Einleitung: Warum dieser Artikel?
Neurodiversität ist keine Seltenheit, sondern längst Teil unseres beruflichen Alltags. In vielen Teams arbeiten Menschen mit ADHS, Autismus, Hochsensibilität oder anderen neurodiversen Profilen, auch wenn dies nicht immer offen angesprochen wird.
Schätzungen zufolge sind etwa 15 bis 20 Prozent der Weltbevölkerung neurodivergent. Das bedeutet, dass neurologische Prozesse anders verlaufen als bei sogenannten neurotypischen Menschen. Dazu zählen unter anderem ADHS, Autismus-Spektrum-Störungen, Legasthenie oder Dyspraxie.
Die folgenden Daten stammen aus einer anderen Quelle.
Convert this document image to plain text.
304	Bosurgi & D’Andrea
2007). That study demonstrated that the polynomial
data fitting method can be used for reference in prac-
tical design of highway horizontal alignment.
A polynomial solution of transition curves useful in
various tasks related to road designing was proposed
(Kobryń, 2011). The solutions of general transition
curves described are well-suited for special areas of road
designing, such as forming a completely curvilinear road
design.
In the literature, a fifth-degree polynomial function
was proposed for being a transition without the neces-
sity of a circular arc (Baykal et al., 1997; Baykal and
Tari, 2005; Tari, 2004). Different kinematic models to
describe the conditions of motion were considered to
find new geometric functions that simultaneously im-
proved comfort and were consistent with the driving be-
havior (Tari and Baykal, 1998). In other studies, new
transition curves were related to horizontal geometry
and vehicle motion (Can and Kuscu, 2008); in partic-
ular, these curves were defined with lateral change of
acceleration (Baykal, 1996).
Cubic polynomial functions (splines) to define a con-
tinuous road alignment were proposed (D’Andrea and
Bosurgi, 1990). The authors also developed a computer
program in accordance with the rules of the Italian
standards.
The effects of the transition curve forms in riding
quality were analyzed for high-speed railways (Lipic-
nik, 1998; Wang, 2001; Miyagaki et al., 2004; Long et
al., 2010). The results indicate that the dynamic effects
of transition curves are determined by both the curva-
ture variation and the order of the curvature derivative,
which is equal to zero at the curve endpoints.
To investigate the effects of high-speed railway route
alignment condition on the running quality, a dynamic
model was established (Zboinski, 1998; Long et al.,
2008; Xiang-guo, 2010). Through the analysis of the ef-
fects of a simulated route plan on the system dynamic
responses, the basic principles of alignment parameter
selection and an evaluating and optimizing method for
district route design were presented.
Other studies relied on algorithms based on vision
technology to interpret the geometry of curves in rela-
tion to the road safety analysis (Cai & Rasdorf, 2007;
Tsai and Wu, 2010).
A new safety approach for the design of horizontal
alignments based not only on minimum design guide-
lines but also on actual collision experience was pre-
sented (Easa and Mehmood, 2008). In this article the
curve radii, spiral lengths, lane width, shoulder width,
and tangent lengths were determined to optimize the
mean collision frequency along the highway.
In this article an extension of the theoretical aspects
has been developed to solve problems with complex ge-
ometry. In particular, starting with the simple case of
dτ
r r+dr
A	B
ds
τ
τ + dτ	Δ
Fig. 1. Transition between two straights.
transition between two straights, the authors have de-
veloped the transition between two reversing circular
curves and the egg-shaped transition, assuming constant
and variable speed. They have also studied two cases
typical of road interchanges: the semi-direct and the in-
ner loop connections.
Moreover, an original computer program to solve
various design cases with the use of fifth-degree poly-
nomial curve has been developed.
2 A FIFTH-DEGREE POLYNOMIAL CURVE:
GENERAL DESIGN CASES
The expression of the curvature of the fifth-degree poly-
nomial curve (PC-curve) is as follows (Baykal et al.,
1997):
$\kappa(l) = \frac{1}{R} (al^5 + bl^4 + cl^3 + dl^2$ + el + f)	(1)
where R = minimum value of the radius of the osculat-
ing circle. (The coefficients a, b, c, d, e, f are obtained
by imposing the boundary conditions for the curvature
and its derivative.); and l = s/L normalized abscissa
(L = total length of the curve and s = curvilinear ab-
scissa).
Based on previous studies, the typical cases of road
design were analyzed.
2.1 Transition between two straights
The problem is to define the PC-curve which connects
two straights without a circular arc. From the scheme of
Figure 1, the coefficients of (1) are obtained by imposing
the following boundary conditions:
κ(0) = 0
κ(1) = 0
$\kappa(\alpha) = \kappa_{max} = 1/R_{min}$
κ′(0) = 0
Quelle: Northwestern Medicine
Die Wahrscheinlichkeit ist also hoch, dass auch in Deinem Team Menschen mit neurodivergenten Denkweisen arbeiten. Vielleicht ist es Dir bereits aufgefallen oder vielleicht wird es noch nicht offen thematisiert.
Dieser Beitrag gibt Dir einen Überblick über das Thema Neurodiversität im Team. Du erfährst, worum es dabei geht, welche Herausforderungen und Chancen entstehen können und wie Du die Zusammenarbeit praktisch und sensibel gestalten kannst.
1. Was bedeutet Neurodiversität?
Der Begriff Neurodiversität beschreibt die natürliche Vielfalt neurologischer Funktionsweisen. Das bedeutet, dass nicht alle Menschen Informationen, Reize oder soziale Interaktionen auf die gleiche Weise verarbeiten.
Neurodiversität umfasst zum Beispiel:
- ADHS, das sich im Grunde dadurch auszeichnet, dass (zu) viele und nicht gewichtete Informationen verarbeitet werden müssen und die exekutiven Funktionen nicht (immer) gesteuert ausgeführt werden können.
- Autismus, mit einem Fokus auf Struktur, Logik und sensorischer Empfindlichkeit
- Hochsensibilität, bei der Emotionen und Sinneseindrücke besonders intensiv erlebt werden
- Lernneurodiversität, wie Legasthenie oder Dyskalkulie, mit anderen Zugängen zu Sprache oder Zahlen
Diese Unterschiede betreffen häufig Wahrnehmung, Kommunikation, Stressverarbeitung sowie die Art, wie Menschen Aufgaben angehen oder in Teams arbeiten.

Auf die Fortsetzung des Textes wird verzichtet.